A federal appeals court on Wednesday heard impassioned arguments from two of the nation’s most prominent lawyers in a case that pits a group of bond investors in a long-running battle with the country of Argentina.
Legal specialists who observed the proceedings at the United States Court of Appeals for the Second Circuit in Manhattan said they felt that the judges showed little sympathy for Argentina, which is refusing to make payments on the disputed bonds.
“At least two of the three judges seemed to have no patience with Argentina,” said Anna Gelpern, a professor at the Washington College of Law at the American University. “They were rolling their eyes and shaking their heads.”
The dispute started out over a relatively small amount of debt that Argentina defaulted on over 10 years ago. But, as the case progressed in the United States courts, its significance has grown. Its outcome will test the extent to which an American court can pressure a foreign government to take actions to comply with American laws.

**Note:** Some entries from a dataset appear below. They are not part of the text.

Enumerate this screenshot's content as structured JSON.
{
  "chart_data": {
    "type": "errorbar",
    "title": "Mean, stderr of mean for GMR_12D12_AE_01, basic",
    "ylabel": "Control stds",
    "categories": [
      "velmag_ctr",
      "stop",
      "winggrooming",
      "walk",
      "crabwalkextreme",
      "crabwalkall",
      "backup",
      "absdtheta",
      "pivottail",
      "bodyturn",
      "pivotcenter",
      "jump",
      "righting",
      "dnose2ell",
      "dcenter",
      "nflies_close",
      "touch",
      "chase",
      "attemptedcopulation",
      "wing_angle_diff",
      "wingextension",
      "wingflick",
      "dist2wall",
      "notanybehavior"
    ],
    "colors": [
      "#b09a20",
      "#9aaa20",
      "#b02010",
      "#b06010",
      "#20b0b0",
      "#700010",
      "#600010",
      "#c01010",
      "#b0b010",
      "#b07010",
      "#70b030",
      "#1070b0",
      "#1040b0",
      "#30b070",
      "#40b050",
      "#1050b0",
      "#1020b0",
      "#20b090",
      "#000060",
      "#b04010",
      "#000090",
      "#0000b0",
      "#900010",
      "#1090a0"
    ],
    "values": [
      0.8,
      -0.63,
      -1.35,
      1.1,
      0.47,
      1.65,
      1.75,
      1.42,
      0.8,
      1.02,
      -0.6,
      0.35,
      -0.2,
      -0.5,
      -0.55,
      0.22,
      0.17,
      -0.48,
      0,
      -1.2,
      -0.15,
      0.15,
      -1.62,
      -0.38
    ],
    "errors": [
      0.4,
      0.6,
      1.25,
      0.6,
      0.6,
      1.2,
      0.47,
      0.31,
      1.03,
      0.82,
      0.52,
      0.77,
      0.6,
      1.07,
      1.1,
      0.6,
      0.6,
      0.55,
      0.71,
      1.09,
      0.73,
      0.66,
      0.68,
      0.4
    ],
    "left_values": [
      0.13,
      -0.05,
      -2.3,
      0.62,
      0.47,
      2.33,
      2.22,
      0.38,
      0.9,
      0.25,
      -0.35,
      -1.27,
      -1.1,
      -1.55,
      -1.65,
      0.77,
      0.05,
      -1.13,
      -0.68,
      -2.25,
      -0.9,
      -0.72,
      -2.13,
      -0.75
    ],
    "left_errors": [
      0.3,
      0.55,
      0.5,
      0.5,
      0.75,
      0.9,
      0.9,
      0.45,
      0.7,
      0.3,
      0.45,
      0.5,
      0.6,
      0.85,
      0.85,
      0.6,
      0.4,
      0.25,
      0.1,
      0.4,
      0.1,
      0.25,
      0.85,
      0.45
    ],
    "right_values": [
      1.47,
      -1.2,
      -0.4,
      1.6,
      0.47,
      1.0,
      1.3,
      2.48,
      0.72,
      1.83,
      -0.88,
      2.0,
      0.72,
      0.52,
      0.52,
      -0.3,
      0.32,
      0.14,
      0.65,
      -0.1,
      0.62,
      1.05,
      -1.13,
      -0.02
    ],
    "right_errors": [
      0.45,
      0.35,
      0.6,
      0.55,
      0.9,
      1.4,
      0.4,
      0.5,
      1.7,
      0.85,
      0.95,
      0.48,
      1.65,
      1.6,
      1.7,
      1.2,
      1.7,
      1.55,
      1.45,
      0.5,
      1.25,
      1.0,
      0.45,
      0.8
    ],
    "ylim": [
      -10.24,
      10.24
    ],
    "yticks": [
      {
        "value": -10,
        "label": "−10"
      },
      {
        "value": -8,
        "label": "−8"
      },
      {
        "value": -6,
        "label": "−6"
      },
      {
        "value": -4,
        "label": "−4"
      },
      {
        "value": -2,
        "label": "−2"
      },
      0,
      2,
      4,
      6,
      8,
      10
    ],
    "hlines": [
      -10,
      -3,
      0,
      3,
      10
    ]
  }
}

Some debt market specialists believe a defeat for Argentina could make it harder for countries overwhelmed by debt to ease their obligations through a managed default.
The appeals court case is being watched closely by legal experts, and on Wednesday, the overflow from the courtroom filled two other rooms in the court building.
Theodore B. Olson, of Gibson, Dunn & Crutcher, spoke on behalf of the hedge fund that is leading the litigation against Argentina. The fund is an affiliate of Elliott Management, an investment firm founded by Paul E. Singer. The fund’s argument is that it should be paid on its defaulted bonds when investors holding another type of Argentine bond get paid.
Those investors, represented on Wednesday by David Boies of Boies, Schiller and Flexner, hold bonds that emerged from two debt restructurings that forced creditors to agree to large losses on their bonds. Argentina has made payments on those so-called exchange bonds since they were issued after the restructurings. Elliott Management and others never included their bonds in the exchange, and for that reason they are called holdouts. Argentina refuses to pay the holdouts, and there is almost no support there for paying these investors.
A federal district court, under Judge Thomas P. Griesa, has already ruled largely in favor of the litigating investors. The appeals court has already issued an opinion agreeing with Judge Griesa’s main points.
The judge has become gradually more frustrated with Argentina and last year issued a ruling that included a sanction that upped the ante on the country. It effectively said that a bank would be in contempt if it processed the payments from Argentina to exchange bondholders while knowing that the holdouts were not also being paid.
The appeals court asked Judge Griesa to clarify which financial entities would be affected by this order and how much the holdouts might get paid.
Of the three appellate court judges, Judge Reena Raggi was the most pointed questioner and was concerned that Argentina was effectively holding out the threat of not paying the exchange bondholders to get a favorable decision in the United States. “It hardly seems appropriate for a court not to enforce one of its orders because a party will breach another of its obligations,” she said.
Mr. Olson echoed that, saying, “The hostage holding is being done by Argentina.”
The Bank of New York Mellon, which processes Argentina’s bond payments, would almost certainly stop channeling money to the exchange bondholders if Judge Griesa’s injunction is upheld. Default would then be likely.
Mr. Boies, representing the exchange bondholders, argued that the district court injunction goes against parts of commercial law and the Constitution that safeguard property rights. “It is designed to prevent us from accepting money we are contractually owed, he said. “We are the innocent parties.”
Argentina’s lawyer, Jonathan I. Blackman of Cleary Gottlieb Steen & Hamilton, understood that the appeals court judges had little sympathy for Argentina. He stated at one point that Argentina was not intending to pay the holdouts if Judge Griesa’s injunction took effect.
He argued that this did not warrant setting off a chain of events that could result in no one being paid. Countries can’t be thrown into bankruptcy so that creditors can make claims, he noted. The current system of dealing with sovereign defaults, such as the sort of debt restructuring Argentina did with exchange bondholders, “is the best system that exists absent bankruptcy,” Mr. Blackman said.
“I beg you, judges of equity, do no harm,” Mr. Blackman said to the bench. “I know it is not easy. I know my client doesn’t appeal to you.”
While the appeals court judges gave Argentina’s supporters few reasons to hope, there were some developments they might cling to. First, the judges asked many questions about how much Elliott Management should receive under a payment formula. Judge Griesa has said Elliott should be paid all that it was owed.
But another solution might be to get a sum proportionate to what the exchange bondholders received. It’s not clear if Argentina would ever agree to paying the holdouts anything. But the questions raised the slight possibility that the appeals judges might arrive at a payment formula that doesn’t give the holdouts all they are owed under the bonds’ original contracts.
Judge Rosemary S. Pooler, asked Mr. Olson if the investors suing Argentina have done trades that would profit if the country defaulted on its exchange bonds. This could create a conflict of interest, the judge said. When asked if his clients had done such a trade, Mr. Olson said, “I have been informed it isn’t true.”
The appeals court may take several weeks to issue its opinion in the case.